Closed davechan closed 10 years ago
We should do this. Could you post short example csv file that dedupe currently cannot handle.
@davechan said:
I’m new to Github so not sure how to post the csv file to the repo. I’ve attached a csv with Chinese names and known duplicates in the cluster column.
I was able to load the Unicode file by replacing csv library with unicodecsv, however the program failed at blocking. Also we may need another distance function for non-English words I suppose?
Thanks @davechan.
You are absolutely right. The current distance function for strings, a variant of the Levenstein distance, is unlikely to work as well on a non-english alphabet, and really won't work well at all on idiographic systems. That's one reason why we don't have good support for unicode now.
The key to using distance functions with Mandarin is tokenisation. It's a non-trivial problem to solve - particularly across domains. Fortunately, lots of people are focused on this problem right now: See for reference LingPipe: http://alias-i.com/lingpipe/demos/tutorial/chineseTokens/read-me.html and Datasift: http://dev.datasift.com/csdl/tokenization-and-csdl-engine/mandarin-chunking
For purpose of de-duplication, we don't actually need to understand the sentence structure or meaning of the words. Can we simply take the unicode string and run list(), then run distance function on the UTF8 characters? would Levenshtein distance treat each UTF8 character as 1 character?
list(u"这是一个句子")
On Tue, Jun 17, 2014 at 9:58 AM, Forest Gregg notifications@github.com wrote:
Thanks @davechan https://github.com/davechan.

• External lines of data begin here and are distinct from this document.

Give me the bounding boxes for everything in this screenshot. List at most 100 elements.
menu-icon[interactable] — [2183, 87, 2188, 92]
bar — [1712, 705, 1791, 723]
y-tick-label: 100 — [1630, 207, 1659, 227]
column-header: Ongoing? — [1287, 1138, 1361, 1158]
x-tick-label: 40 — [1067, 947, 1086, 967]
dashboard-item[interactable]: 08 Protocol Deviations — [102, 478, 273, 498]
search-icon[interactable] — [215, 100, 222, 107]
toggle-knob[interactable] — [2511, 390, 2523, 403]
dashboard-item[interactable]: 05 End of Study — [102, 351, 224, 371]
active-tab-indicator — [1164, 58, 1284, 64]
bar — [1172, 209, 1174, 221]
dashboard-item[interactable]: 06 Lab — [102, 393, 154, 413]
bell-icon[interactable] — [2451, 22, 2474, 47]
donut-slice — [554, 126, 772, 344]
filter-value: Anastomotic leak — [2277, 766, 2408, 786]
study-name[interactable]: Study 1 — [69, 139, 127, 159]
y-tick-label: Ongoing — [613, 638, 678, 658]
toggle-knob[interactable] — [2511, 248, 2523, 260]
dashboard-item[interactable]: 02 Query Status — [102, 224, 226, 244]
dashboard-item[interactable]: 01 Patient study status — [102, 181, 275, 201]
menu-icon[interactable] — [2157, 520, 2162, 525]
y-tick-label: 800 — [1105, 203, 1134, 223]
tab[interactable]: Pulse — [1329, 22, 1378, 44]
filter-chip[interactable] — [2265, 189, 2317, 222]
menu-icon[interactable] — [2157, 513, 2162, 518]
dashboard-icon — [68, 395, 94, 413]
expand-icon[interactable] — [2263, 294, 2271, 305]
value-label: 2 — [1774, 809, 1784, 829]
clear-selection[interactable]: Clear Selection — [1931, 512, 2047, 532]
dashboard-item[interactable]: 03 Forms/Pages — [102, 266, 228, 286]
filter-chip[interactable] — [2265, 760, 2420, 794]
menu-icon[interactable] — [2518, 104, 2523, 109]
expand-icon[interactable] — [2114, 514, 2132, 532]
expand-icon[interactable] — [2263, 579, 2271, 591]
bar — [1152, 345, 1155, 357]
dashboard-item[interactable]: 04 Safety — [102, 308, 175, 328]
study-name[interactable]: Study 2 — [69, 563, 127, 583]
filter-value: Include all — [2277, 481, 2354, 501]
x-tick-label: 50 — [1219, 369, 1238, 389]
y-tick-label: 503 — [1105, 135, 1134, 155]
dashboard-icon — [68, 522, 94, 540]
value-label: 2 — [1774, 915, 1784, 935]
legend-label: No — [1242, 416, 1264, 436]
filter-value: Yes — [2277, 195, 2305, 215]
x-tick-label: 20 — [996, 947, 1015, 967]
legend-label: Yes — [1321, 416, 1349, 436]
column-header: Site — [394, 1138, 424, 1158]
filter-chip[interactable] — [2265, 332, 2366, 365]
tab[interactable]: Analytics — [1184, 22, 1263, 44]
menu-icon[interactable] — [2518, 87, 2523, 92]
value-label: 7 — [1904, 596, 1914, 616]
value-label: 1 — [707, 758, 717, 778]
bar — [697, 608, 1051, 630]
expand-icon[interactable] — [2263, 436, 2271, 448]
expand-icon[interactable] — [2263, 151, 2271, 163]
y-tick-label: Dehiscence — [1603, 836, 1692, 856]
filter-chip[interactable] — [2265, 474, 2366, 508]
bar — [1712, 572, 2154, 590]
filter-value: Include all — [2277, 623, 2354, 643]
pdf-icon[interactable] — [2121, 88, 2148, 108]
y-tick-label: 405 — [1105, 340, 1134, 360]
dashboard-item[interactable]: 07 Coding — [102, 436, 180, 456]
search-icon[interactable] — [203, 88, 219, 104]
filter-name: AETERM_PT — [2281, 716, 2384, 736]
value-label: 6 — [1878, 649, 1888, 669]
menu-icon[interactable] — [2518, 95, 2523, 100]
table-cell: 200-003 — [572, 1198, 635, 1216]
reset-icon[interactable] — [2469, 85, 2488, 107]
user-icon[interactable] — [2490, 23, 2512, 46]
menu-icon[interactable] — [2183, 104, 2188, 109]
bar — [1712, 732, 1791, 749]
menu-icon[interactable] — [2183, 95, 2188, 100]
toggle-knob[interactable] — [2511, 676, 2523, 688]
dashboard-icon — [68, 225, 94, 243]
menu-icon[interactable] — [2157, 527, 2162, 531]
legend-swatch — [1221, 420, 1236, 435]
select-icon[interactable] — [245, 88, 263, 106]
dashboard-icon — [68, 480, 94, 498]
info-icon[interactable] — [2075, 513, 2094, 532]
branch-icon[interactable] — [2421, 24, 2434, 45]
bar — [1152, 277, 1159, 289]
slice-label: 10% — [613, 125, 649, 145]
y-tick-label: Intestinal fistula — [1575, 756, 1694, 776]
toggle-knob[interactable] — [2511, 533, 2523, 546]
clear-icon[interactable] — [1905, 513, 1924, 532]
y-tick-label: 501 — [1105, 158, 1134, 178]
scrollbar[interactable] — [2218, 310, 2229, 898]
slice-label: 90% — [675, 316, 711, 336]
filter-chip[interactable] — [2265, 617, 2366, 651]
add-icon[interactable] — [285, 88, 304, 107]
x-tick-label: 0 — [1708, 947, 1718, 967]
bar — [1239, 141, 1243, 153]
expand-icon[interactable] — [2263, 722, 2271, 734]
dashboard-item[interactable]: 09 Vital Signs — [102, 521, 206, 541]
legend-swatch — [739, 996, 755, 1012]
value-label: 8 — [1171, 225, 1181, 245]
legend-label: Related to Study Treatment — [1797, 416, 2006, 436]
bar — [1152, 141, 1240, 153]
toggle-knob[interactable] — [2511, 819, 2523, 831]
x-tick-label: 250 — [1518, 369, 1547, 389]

You are absolutely right. The current distance function for strings, a variant of the Levenstein distance, is unlikely to work as well on a non-english alphabet, and really won't work well at all on idiographic systems. That's one reason why we don't have good support for unicode now.
— Reply to this email directly or view it on GitHub https://github.com/datamade/dedupe/issues/257#issuecomment-46259570.
Yes, we can (or we can with some modest modifications to the code).
Reading unicode data can be resolved by replacing csv with unicodecsv, but the blocking function seems to choke on unicode - any ideas how to make it work for non-ASCII input?